According to a Reuters report, hackers working for Western intelligence agencies reportedly broke into Yandex, the company often referred to as “Russia’s Google.”
The hackers were allegedly looking for technical information that would indicate how Yandex authenticates user accounts. That information could help a spy agency impersonate Yandex users and obtain access to their private messages.
In the fall of 2018, the hackers deployed a type of malware called Reign, which is linked to “Five Eyes,” an intelligence-sharing alliance comprised of the US, Britain, Australia, New Zealand and Canada. It’s unclear which of those countries might be behind the breach, though. A Yandex spokesperson told Reuters that the hack was detected early and that no user data was compromised, but Reuters‘ sources claim the hackers had access to Yandex’s research and development unit for at least several weeks.
As Reuters‘ notes, Western cyberattacks against Russia are rarely acknowledged, but earlier this month we learned that the US planted malware in Russia’s power grid.

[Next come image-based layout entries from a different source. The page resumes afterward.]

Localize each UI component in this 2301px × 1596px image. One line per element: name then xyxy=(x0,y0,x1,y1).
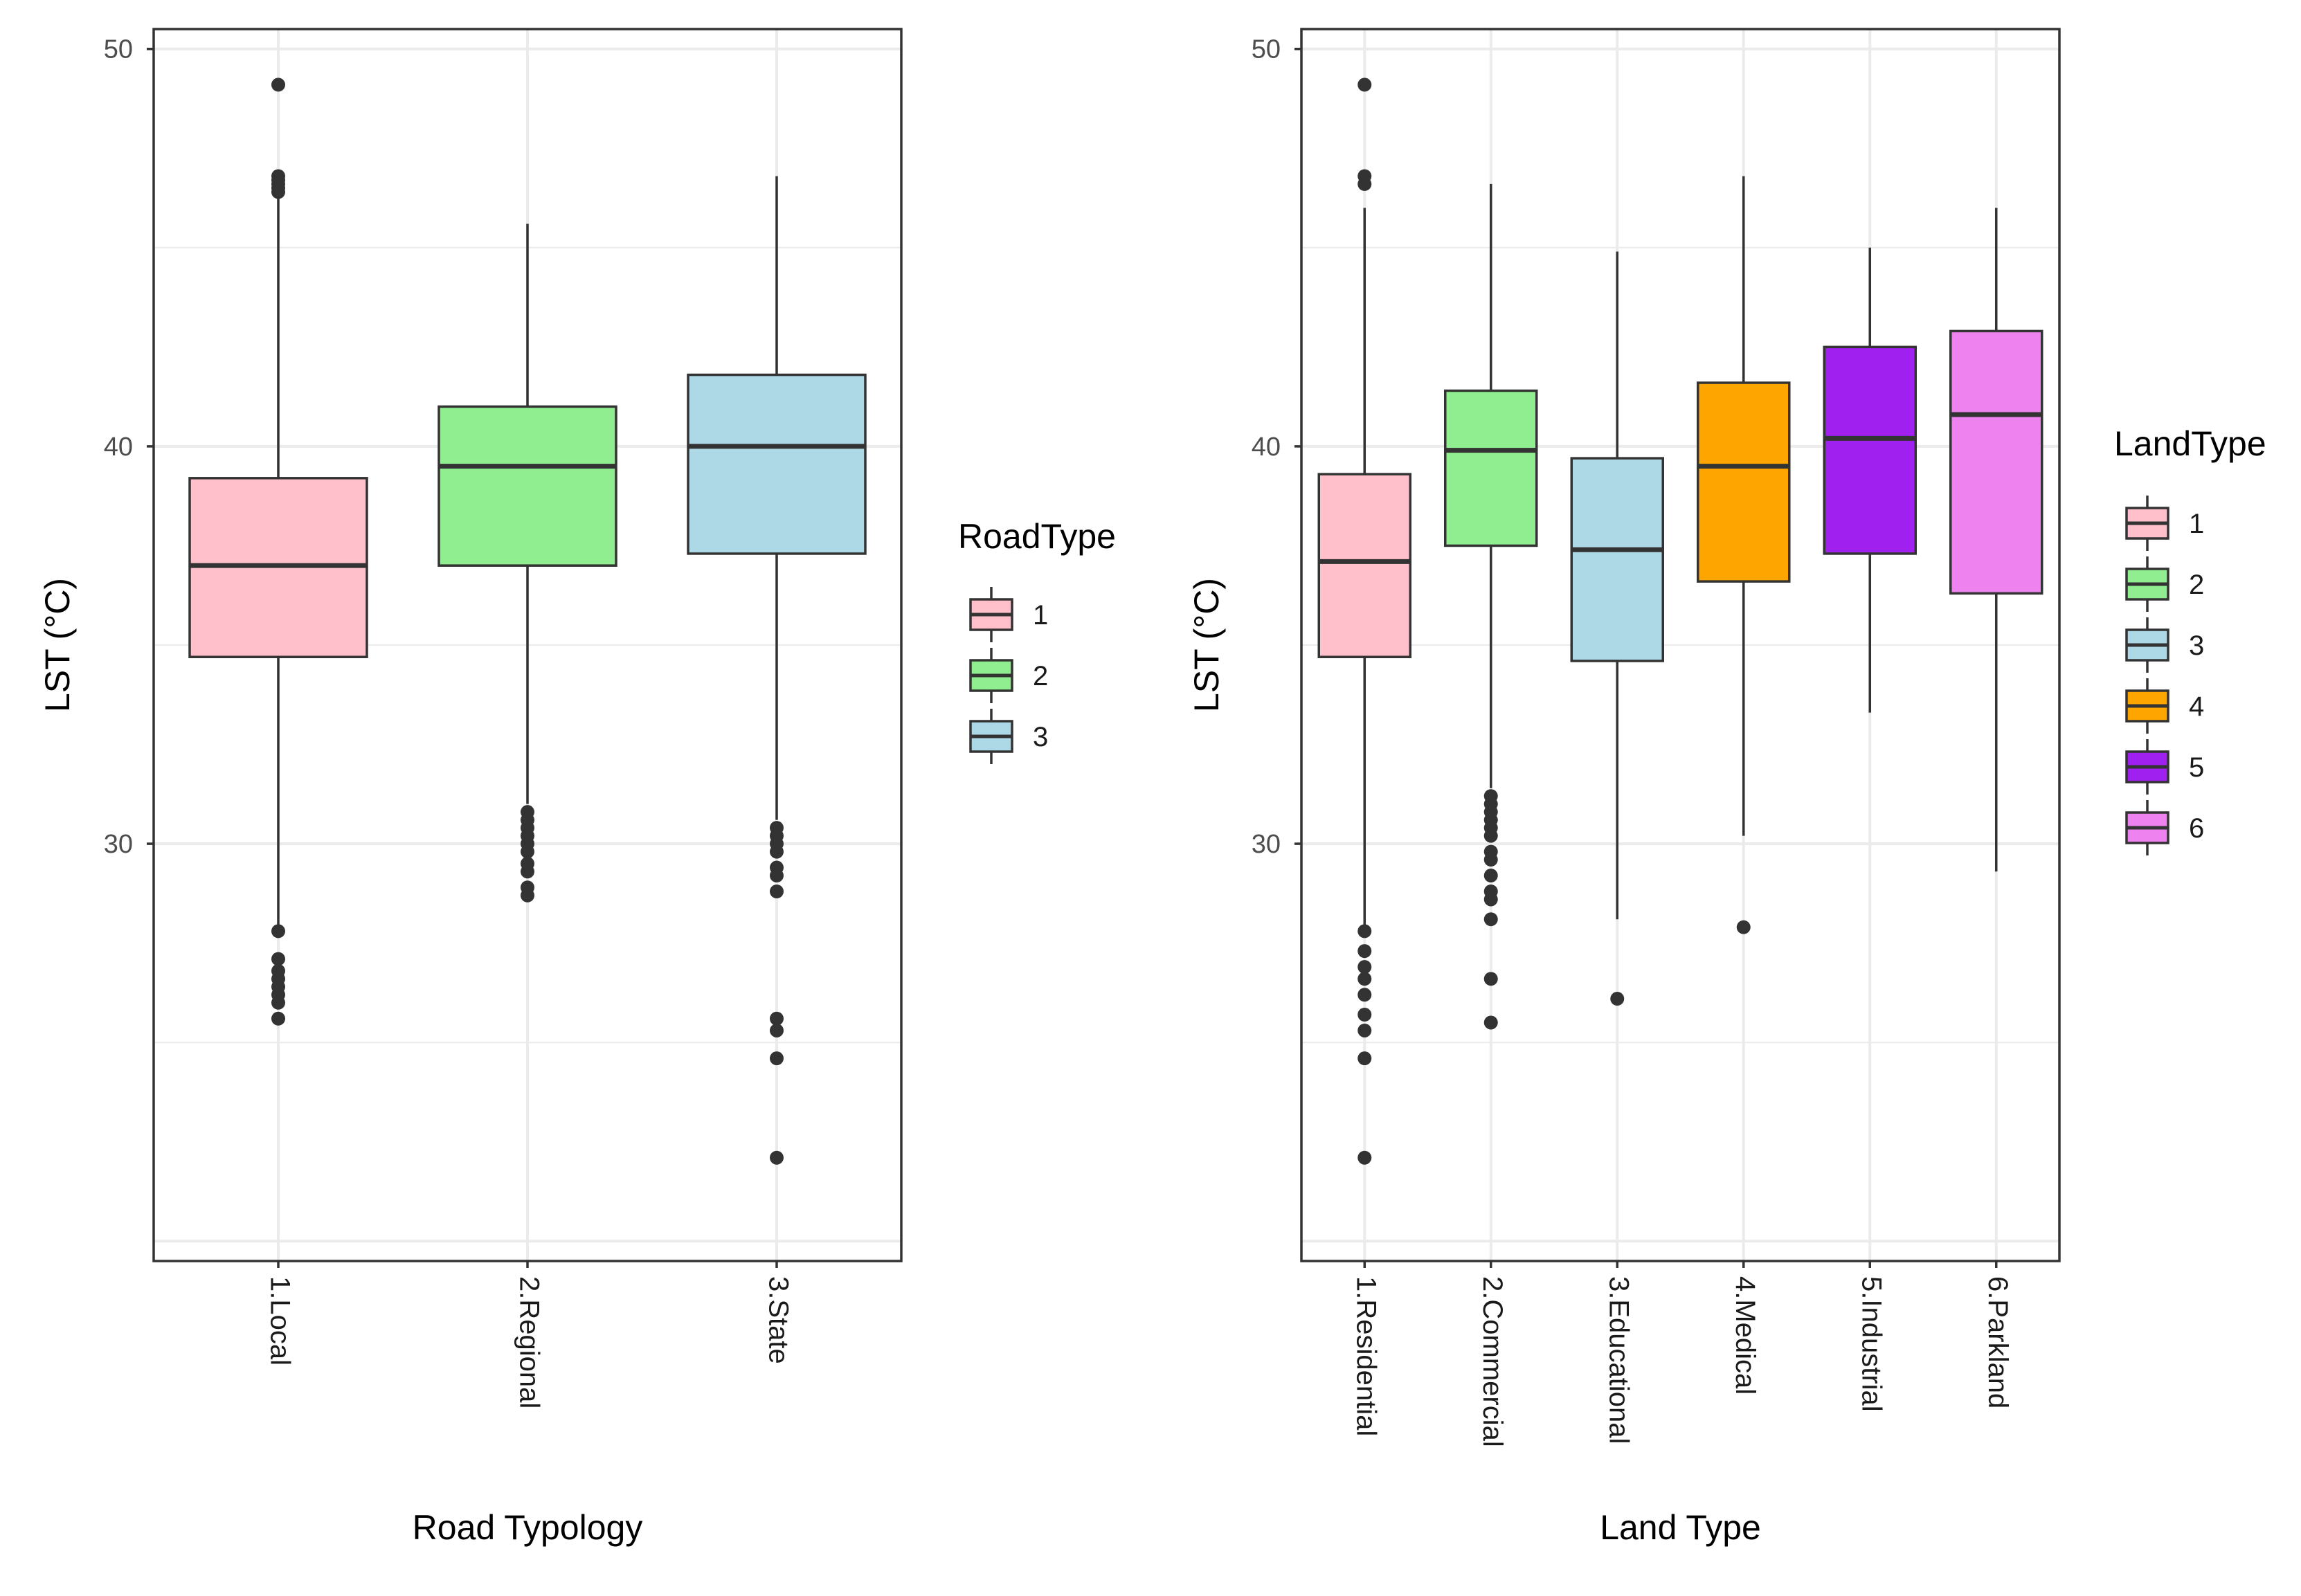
outlier-point xyxy=(1483,892,1498,907)
box-body xyxy=(1570,457,1664,662)
outlier-point xyxy=(1357,944,1372,959)
outlier-point xyxy=(271,1011,285,1026)
legend-item-5: 5 xyxy=(2125,739,2204,795)
legend-label: 4 xyxy=(2189,691,2204,722)
y-tick-label: 50 xyxy=(1252,35,1281,64)
outlier-point xyxy=(1610,992,1625,1006)
y-tick-label: 30 xyxy=(1252,830,1281,859)
outlier-point xyxy=(1483,828,1498,843)
outlier-point xyxy=(1357,924,1372,938)
outlier-point xyxy=(1483,972,1498,986)
legend-label: 1 xyxy=(1033,600,1048,631)
outlier-point xyxy=(770,1011,784,1026)
outlier-point xyxy=(271,78,285,92)
legend-item-6: 6 xyxy=(2125,800,2204,855)
x-tick-label: 1.Local xyxy=(264,1276,295,1366)
legend-label: 6 xyxy=(2189,813,2204,844)
y-axis-title: LST (°C) xyxy=(1187,578,1226,712)
x-tick-label: 1.Residential xyxy=(1351,1276,1382,1436)
y-axis-title: LST (°C) xyxy=(38,578,77,712)
outlier-point xyxy=(1483,869,1498,883)
outlier-point xyxy=(1357,1008,1372,1022)
box-3 xyxy=(687,176,867,1165)
box-body xyxy=(1317,473,1411,658)
x-tick-label: 2.Regional xyxy=(514,1276,544,1408)
outlier-point xyxy=(521,864,534,879)
legend-label: 2 xyxy=(2189,570,2204,600)
legend-label: 2 xyxy=(1033,661,1048,691)
legend-item-3: 3 xyxy=(969,709,1048,764)
box-body xyxy=(1949,329,2043,595)
box-4 xyxy=(1697,176,1791,934)
outlier-point xyxy=(271,924,285,938)
legend-item-2: 2 xyxy=(969,648,1048,703)
outlier-point xyxy=(770,1051,784,1066)
box-1 xyxy=(188,78,368,1026)
legend-label: 3 xyxy=(1033,722,1048,752)
outlier-point xyxy=(1483,912,1498,927)
x-axis-title: Land Type xyxy=(1600,1508,1761,1547)
outlier-point xyxy=(1357,1150,1372,1165)
legend-item-4: 4 xyxy=(2125,678,2204,734)
y-tick-label: 50 xyxy=(104,35,133,64)
box-body xyxy=(1697,381,1791,583)
x-axis-title: Road Typology xyxy=(413,1508,643,1547)
outlier-point xyxy=(1736,920,1751,934)
y-tick-label: 40 xyxy=(1252,433,1281,462)
outlier-point xyxy=(1357,972,1372,986)
box-body xyxy=(687,373,867,555)
outlier-point xyxy=(770,885,784,898)
legend-item-1: 1 xyxy=(969,587,1048,642)
legend: RoadType 1 2 3 xyxy=(958,517,1116,764)
panel-border xyxy=(1300,28,2061,1262)
legend-item-1: 1 xyxy=(2125,496,2204,551)
legend-title: RoadType xyxy=(958,517,1116,556)
outlier-point xyxy=(770,869,784,883)
outlier-point xyxy=(1483,1015,1498,1030)
box-body xyxy=(1823,345,1917,555)
x-tick-label: 4.Medical xyxy=(1730,1276,1760,1395)
box-2 xyxy=(1444,183,1538,1030)
outlier-point xyxy=(1357,960,1372,974)
outlier-point xyxy=(770,1150,784,1165)
outlier-point xyxy=(1483,853,1498,867)
legend-label: 5 xyxy=(2189,752,2204,783)
outlier-point xyxy=(1357,176,1372,191)
legend: LandType 1 2 3 4 5 6 xyxy=(2114,424,2266,855)
x-tick-label: 2.Commercial xyxy=(1477,1276,1508,1447)
box-body xyxy=(437,405,617,567)
legend-label: 1 xyxy=(2189,509,2204,539)
land-type-chart: 30 40 50 1.Residential 2.Commercial 3.Educati… xyxy=(1187,28,2266,1547)
outlier-point xyxy=(1357,1051,1372,1066)
y-tick-label: 30 xyxy=(104,830,133,859)
outlier-point xyxy=(770,1023,784,1037)
outlier-point xyxy=(271,952,285,966)
outlier-point xyxy=(770,844,784,859)
outlier-point xyxy=(521,888,534,903)
outlier-point xyxy=(1357,1023,1372,1037)
outlier-point xyxy=(271,995,285,1010)
box-5 xyxy=(1823,247,1917,713)
x-tick-label: 3.State xyxy=(763,1276,793,1364)
x-tick-label: 6.Parkland xyxy=(1983,1276,2013,1408)
box-2 xyxy=(437,224,617,903)
box-3 xyxy=(1570,251,1664,1006)
outlier-point xyxy=(1357,988,1372,1002)
box-6 xyxy=(1949,208,2043,872)
legend-title: LandType xyxy=(2114,424,2266,463)
legend-item-2: 2 xyxy=(2125,556,2204,612)
box-1 xyxy=(1317,78,1411,1165)
legend-label: 3 xyxy=(2189,631,2204,661)
outlier-point xyxy=(271,185,285,199)
x-tick-label: 3.Educational xyxy=(1604,1276,1634,1444)
x-tick-label: 5.Industrial xyxy=(1857,1276,1887,1412)
box-body xyxy=(1444,389,1538,547)
y-tick-label: 40 xyxy=(104,433,133,462)
legend-item-3: 3 xyxy=(2125,617,2204,673)
outlier-point xyxy=(1357,78,1372,92)
road-typology-chart: 30 40 50 1.Local 2.Regional 3.State Road Typol… xyxy=(38,28,1116,1547)
outlier-point xyxy=(521,844,534,859)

Last spring, a few months before the alleged Yandex hack, the US elevated its cyber warfare division and vowed to take a more aggressive approach to online threats. Even the private company Jigsaw, an Alphabet subsidiary, experimented with hiring a Russian troll just to see if it could. In those cases, some feared the US might provoke more digital aggression from Russia. This Yandex breach could add to those fears.